SEJAK kejadian malam itu, Yoongi menjadi sering sekali ke kafe Jimin. Membawa buku catatannya untuk menulis lirik lagu, sesekali membawa laptopnya dan terjaga sampai pagi hingga shift Jimin selesai. Ketika kali kedua Yoongi datang dan berusaha terlihat keren, Jimin justru terkikik dan menggoda: 'Hari ini tidak ada saranghae untukku?' sehingga Yoongi cepat salah tingkah dan membisikkan saranghae, Jiminie, sekali lagi. Jimin tertawa geli lalu membalasnya dengan senyuman merona, 'Nado'. Entah bagaimana, itu menjadi rutinitas yang aneh, tetapi menyenangkan.

Mereka menjadi semakin akrab. Jimin mulai bercerita banyak hal ketika sepi pelanggan.
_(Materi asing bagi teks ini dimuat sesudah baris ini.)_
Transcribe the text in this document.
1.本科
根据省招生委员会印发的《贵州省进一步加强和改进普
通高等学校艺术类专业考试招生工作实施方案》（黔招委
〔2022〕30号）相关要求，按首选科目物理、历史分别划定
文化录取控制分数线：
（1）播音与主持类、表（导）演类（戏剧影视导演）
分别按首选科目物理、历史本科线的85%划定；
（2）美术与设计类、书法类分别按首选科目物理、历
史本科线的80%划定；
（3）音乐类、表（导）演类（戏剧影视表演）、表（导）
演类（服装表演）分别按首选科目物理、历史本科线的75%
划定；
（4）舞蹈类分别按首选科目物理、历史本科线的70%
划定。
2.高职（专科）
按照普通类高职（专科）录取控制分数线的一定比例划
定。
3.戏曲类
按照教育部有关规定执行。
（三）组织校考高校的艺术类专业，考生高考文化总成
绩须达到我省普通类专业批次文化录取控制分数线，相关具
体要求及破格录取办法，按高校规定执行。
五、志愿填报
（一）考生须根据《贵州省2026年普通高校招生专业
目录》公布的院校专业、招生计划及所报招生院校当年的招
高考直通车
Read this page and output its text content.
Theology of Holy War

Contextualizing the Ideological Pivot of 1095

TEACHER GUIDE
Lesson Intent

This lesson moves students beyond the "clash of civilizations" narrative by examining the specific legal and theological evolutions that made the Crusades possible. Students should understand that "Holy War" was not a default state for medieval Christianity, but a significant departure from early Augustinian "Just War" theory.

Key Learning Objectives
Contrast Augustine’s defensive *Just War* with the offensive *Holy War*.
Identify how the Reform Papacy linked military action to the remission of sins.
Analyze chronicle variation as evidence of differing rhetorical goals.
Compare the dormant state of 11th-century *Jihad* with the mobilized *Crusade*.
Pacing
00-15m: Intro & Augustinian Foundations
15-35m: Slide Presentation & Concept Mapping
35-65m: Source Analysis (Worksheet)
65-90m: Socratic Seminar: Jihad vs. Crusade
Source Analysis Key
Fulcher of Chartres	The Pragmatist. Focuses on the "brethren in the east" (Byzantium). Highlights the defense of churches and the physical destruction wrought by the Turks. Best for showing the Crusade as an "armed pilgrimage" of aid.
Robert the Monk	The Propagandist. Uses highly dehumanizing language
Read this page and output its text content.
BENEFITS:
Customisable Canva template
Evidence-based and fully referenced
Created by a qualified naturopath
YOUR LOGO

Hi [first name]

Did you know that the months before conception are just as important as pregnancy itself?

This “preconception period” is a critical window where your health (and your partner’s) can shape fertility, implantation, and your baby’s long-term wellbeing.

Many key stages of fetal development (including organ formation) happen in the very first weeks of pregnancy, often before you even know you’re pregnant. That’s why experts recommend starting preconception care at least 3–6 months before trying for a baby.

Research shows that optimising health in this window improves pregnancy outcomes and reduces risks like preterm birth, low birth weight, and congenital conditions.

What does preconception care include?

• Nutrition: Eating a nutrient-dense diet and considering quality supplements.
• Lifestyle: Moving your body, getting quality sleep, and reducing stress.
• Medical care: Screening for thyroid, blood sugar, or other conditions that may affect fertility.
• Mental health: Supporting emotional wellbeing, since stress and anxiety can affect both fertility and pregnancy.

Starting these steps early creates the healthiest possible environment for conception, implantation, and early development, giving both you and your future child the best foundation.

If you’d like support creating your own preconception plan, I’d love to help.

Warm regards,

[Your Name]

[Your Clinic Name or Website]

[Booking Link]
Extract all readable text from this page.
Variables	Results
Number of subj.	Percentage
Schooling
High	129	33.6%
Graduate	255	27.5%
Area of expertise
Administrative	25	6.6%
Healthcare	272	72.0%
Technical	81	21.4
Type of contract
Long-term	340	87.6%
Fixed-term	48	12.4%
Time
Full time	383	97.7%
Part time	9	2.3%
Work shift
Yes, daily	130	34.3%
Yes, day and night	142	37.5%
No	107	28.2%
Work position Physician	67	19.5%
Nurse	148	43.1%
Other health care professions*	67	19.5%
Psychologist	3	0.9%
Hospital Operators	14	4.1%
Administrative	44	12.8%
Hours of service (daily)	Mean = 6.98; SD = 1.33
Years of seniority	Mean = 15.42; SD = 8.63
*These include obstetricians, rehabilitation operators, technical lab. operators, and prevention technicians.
Yoongi jadi tahu jika Jimin adalah seorang mahasiswa seni ("Kau? Kuliah?" Yoongi terbahak saat itu, tidak mempercayai wajah babyface Jimin yang mengaku sudah 22 tahun. Setelah itu, Jimin mencebik pura-pura sebal, "Kau mengesalkan, hyung. Aku ngambek. Jangan bicara denganku sampai, uh, satu jam kedepan. Tunggu. Ralat. Maksudku setengah jam kedepan."), hingga seluruh silsilah keluarga Jimin, bahkan dua anjing peliharaannya di rumah dan sahabat terbaiknya, Kim Taehyung. Jimin membagi terlalu banyak informasi rahasia tentang dirinya sendiri, sungguh. Mungkin anak ini tidak mengenal apa yang namanya filter. Yoongi lebih banyak diam. Tetapi matanya tidak bisa berhenti mengamati Jimin lekat-lekat. Setiap perubahan ekspresi wajahnya yang ceria, gerakan bibirnya saat berceloteh, mata bulatnya yang membesar, dan tawa lucunya di sela-sela cerita. Park Jimin benar-benar secantik malaikat.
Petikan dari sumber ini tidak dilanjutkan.